June 26, 2011 in Outdoors

Recreationists may need more than one vehicle pass

 

People who recreate outdoors in the Pacific Northwest must tune in more carefully to requirements for vehicle passes – not only on state lands, but also on private and federal lands.

Access fees are a national trend.

Timber companies such as Potlatch and Inland Empire Paper are charging access fees and many – not all – national forests require parking passes.

Visitors to the Blue Mountains have to be especially pass savvy.

For example, a Discover Pass or Washington Department of Fish and Wildlife Vehicle Access Pass will be required for camping at the state’s popular Wooten Wildlife Area south of Pomeroy.

But visitors who head farther up the Tucannon River Road will find the Umatilla National Forest requires vehicles to have a Northwest Forest Pass or equivalent federal vehicle pass for most trailheads and campgrounds.

Following is a guide to the primary passes required for Washington’s private, state and federal lands.

PRIVATE

• Inland Empire Paper Co. Access Pass, required on 116,000 acres of private timber land in northeastern Washington.

Cost: $10 daily vehicle, $40 annual individual, $65 annual family.

Info: iepco.com/

STATE

Discover Pass, required for access to state-managed parks, lands, boat ramps and other sites.

Cost: $10 daily vehicle, $30 annual vehicle.

Purchase online, from retailers who sell hunting and fishing licenses, from retailers who sell Sno-Park permits and at some state parks.

Info: discoverpass.wa.gov/

Natural Investment Permit, allows access to State Parks watercraft launch sites and trailer dump stations, but not to other state lands covered by the Discover Pass.

Cost: $70.

Purchase through Washington State Parks.

Info: parks.wa.gov/parking/

Sno-Park Permit, allows access to plowed parking at winter recreation areas, such as Mount Spokane and Sherman Pass. Required Nov. 1-March 31.

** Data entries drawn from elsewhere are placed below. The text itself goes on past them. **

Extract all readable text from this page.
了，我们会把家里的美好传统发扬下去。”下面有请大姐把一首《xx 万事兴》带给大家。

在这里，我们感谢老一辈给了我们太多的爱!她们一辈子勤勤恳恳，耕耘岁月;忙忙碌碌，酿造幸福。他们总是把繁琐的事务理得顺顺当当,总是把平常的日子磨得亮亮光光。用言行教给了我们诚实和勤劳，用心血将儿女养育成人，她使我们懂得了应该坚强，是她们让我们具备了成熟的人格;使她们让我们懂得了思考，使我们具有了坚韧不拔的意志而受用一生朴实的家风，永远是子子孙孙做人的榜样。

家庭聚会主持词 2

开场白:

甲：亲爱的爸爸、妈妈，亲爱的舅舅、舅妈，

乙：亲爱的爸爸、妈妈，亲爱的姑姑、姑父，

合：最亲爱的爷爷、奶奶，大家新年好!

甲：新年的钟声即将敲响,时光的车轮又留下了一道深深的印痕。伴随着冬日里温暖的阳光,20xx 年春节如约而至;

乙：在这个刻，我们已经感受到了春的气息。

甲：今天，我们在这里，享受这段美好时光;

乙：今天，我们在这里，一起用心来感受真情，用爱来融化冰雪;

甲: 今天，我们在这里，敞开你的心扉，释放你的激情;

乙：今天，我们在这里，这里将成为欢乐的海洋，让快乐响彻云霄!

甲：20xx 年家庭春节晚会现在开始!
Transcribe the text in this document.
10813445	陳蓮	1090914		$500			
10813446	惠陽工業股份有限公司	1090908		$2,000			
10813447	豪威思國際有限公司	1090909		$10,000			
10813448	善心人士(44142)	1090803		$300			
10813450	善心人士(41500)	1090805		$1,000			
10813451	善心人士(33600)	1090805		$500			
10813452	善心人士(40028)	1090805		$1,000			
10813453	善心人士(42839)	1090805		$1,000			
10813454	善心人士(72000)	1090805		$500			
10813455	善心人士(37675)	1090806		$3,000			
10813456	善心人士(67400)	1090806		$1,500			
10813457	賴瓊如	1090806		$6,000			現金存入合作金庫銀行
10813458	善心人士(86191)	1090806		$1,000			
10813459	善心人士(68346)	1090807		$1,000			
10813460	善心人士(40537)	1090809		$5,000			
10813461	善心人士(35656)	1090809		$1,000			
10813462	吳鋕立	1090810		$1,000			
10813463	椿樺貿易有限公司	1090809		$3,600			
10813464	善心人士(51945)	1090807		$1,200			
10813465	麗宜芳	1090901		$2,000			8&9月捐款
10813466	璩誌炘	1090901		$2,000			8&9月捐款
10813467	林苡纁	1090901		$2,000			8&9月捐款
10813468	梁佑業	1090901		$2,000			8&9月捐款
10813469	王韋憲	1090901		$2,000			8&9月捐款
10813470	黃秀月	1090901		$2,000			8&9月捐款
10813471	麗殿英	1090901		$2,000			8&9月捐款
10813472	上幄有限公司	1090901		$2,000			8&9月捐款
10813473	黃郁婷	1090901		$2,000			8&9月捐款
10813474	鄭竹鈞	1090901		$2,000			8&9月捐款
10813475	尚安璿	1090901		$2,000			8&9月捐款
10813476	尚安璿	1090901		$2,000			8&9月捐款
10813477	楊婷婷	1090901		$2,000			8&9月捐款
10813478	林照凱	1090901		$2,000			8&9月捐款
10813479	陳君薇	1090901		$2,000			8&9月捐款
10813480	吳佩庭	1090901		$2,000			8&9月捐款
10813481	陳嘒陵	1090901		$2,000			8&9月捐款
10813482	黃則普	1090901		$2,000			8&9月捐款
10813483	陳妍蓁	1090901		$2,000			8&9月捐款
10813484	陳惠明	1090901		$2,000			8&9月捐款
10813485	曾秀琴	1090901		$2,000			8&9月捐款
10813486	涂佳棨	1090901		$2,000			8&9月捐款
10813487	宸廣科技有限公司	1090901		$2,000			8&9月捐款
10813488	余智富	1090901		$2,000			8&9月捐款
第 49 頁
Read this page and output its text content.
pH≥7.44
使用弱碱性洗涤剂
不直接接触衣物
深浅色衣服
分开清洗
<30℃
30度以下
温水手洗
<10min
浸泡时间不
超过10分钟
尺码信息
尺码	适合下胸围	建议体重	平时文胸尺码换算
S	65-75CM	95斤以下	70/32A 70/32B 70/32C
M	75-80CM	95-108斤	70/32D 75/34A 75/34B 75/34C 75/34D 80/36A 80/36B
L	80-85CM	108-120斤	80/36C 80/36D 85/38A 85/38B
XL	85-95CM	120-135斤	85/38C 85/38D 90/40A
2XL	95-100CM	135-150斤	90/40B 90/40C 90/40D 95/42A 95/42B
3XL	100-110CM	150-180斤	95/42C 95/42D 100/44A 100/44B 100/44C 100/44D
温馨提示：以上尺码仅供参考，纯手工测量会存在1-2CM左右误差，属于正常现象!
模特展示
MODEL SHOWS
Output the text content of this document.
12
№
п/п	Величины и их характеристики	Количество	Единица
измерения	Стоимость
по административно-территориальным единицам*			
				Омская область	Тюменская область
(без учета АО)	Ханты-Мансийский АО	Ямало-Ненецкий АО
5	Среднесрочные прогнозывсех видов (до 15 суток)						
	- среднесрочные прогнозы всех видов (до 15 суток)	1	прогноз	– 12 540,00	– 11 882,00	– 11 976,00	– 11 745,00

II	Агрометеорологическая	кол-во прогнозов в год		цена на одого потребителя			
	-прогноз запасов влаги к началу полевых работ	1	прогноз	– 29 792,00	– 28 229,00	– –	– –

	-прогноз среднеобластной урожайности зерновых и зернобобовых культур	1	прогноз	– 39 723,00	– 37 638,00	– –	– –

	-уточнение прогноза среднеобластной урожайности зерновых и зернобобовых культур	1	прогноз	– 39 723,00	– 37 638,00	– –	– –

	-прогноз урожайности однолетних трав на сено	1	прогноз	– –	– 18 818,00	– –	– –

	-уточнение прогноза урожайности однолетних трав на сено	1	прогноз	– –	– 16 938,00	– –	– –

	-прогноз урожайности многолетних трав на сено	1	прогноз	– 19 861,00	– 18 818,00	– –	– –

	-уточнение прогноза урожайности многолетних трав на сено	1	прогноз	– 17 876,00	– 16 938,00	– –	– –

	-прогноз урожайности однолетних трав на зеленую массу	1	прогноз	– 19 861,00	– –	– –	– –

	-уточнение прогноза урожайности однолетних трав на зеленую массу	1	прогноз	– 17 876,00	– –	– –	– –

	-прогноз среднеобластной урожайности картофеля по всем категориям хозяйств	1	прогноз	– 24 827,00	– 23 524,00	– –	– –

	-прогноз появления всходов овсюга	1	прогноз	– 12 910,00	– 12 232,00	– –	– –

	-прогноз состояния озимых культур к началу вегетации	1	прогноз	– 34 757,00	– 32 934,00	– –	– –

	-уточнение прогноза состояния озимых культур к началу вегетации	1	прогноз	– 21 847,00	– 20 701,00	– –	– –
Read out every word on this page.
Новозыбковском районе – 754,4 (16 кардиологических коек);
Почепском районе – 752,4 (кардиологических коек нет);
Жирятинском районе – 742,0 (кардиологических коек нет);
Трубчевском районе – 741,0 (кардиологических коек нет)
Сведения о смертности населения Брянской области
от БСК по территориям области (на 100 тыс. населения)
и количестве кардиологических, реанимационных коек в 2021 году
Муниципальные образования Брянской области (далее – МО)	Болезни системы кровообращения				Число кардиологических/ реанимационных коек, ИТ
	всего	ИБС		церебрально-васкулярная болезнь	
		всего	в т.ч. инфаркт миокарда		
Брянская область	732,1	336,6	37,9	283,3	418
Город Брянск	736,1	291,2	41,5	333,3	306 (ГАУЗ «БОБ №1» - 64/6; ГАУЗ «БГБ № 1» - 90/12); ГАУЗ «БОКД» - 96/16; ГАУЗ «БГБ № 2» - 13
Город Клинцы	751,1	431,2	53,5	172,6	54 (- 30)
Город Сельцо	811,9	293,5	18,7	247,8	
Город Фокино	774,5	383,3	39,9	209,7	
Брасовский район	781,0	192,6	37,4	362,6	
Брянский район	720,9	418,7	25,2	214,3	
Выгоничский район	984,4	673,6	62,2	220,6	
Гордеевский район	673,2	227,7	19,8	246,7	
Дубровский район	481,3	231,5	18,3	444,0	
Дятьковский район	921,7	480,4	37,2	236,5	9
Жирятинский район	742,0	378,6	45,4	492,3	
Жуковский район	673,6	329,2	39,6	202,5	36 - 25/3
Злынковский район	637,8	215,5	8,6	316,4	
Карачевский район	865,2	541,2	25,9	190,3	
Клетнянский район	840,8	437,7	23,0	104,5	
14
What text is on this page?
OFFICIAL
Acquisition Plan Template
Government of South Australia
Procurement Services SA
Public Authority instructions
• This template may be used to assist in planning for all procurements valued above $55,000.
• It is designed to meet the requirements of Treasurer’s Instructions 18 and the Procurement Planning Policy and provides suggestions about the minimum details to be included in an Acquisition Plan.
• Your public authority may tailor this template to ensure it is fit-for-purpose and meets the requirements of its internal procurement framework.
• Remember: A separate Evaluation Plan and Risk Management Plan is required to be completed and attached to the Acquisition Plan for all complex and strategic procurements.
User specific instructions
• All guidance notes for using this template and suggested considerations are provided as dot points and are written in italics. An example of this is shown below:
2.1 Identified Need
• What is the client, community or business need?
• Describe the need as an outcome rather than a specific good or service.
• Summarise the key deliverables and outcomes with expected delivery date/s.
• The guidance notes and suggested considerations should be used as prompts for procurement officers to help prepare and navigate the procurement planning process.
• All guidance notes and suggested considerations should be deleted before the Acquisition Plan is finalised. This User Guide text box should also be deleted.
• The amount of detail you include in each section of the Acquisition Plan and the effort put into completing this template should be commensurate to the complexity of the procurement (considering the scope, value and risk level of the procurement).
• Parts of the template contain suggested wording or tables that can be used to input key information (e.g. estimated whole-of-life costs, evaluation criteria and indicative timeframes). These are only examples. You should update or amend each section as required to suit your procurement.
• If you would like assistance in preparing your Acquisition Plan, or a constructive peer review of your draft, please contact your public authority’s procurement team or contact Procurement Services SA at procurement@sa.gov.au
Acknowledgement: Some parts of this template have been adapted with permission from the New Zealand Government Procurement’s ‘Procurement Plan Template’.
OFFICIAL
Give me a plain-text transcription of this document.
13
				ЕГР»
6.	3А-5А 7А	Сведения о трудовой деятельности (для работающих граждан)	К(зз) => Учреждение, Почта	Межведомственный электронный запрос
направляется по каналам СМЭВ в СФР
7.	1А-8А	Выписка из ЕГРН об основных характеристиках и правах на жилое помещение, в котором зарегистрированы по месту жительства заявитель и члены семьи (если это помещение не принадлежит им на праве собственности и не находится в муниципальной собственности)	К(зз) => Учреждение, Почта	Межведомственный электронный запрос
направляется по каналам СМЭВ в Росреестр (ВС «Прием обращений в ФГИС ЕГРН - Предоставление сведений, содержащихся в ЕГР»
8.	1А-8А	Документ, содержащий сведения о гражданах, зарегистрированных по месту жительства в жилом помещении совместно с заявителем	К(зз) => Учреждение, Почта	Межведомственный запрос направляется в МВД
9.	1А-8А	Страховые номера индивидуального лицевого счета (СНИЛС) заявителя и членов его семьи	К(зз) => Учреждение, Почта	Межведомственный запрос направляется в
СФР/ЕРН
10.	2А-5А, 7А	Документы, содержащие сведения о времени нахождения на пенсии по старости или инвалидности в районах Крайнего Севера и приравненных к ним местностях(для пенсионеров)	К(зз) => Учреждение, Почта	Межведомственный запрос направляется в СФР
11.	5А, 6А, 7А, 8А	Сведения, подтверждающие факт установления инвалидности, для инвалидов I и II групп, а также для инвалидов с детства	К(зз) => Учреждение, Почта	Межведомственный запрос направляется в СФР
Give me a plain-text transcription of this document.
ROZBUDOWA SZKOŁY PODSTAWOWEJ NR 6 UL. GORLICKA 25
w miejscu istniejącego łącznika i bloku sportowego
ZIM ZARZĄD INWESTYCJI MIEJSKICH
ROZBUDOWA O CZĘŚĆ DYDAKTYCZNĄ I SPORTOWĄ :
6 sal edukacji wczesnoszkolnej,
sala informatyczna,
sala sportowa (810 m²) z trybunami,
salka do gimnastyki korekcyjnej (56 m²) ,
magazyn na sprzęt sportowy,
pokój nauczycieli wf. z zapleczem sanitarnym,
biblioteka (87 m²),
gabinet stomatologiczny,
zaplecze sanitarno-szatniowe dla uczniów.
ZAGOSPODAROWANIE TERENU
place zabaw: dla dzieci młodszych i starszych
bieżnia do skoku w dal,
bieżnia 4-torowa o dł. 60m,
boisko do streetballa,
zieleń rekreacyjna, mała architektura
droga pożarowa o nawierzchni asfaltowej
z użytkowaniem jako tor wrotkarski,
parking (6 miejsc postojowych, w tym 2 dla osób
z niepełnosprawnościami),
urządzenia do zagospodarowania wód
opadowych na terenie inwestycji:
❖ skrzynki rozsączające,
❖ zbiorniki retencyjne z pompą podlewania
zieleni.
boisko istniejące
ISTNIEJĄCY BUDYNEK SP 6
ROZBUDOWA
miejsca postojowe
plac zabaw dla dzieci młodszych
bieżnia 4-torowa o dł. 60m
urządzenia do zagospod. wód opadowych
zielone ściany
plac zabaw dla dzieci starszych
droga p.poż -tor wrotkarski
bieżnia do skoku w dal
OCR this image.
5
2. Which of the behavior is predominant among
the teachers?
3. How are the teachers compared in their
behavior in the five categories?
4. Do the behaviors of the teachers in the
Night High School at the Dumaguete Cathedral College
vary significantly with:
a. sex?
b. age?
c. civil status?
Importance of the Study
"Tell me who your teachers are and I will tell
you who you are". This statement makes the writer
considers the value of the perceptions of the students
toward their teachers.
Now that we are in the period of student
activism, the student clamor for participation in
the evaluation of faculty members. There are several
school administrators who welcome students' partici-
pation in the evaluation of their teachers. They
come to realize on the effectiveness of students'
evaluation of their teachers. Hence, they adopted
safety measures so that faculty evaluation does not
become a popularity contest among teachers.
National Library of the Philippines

Cost: $40, or $80 for areas with groomed nordic ski trails.

Purchase from local nordic ski shops or online.

Info: parks.wa.gov/winter/

Fish and Wildlife Vehicle Access Pass, comes with purchase of hunting or fishing licenses and permits vehicle access to state wildlife lands and access sites. However, licensed hunters and anglers need a Discover Pass to access lands or launch sites managed by DNR or State Parks.

Cost: Included in hunting or fishing license fee.

Purchase where hunting and fishing licenses are sold.

Info: discoverpass.wa.gov/

FEDERAL

Interagency Annual Pass, the best overall value for frequent recreation on federal lands; covers entrance fees or standard amenity fees at sites managed by the Forest Service, National Park Service, Fish and Wildlife Service and Bureau of Land Management; covers pass holder and three accompanying adults. Names of two drivers can be put on the pass.

Cost: $80.

Similar passes are available to seniors for $10 and to disabled for free.

Upgrade is available to cover 26 Oregon state parks.

Purchase at the Bureau of Land Management office in Spokane Valley, REI or call (888) 275-8747. Daily passes available at sites.

Info: nps.gov/fees_passes.htm/

Northwest Forest Pass: covers Forest Service operated sites in Washington and Oregon, including The Colville National Forest Bead Lake boat launch in northeastern Washington, all of the Blue Mountains, the Eagle Cap Wilderness trailheads in Oregon, and most of the popular Forest Service recreation sites in the Okanogan-Wenatchee National Forest and throughout Western Washington.

Cost: $5 vehicle daily; $30 vehicle annual.

Purchase at the Bureau of Land Management office in Spokane Valley, REI or call (888) 275-8747. Daily passes available at sites.

Info: tinyurl.com/FS-pass

Migratory Bird Stamp (Duck Stamp): required for waterfowl hunters, but also purchased by conservationists to support wetland preservation; covers entrance fees to national wildlife refuges, such as Turnbull.

Cost: $15.

Purchase at U.S. Postal Service offices.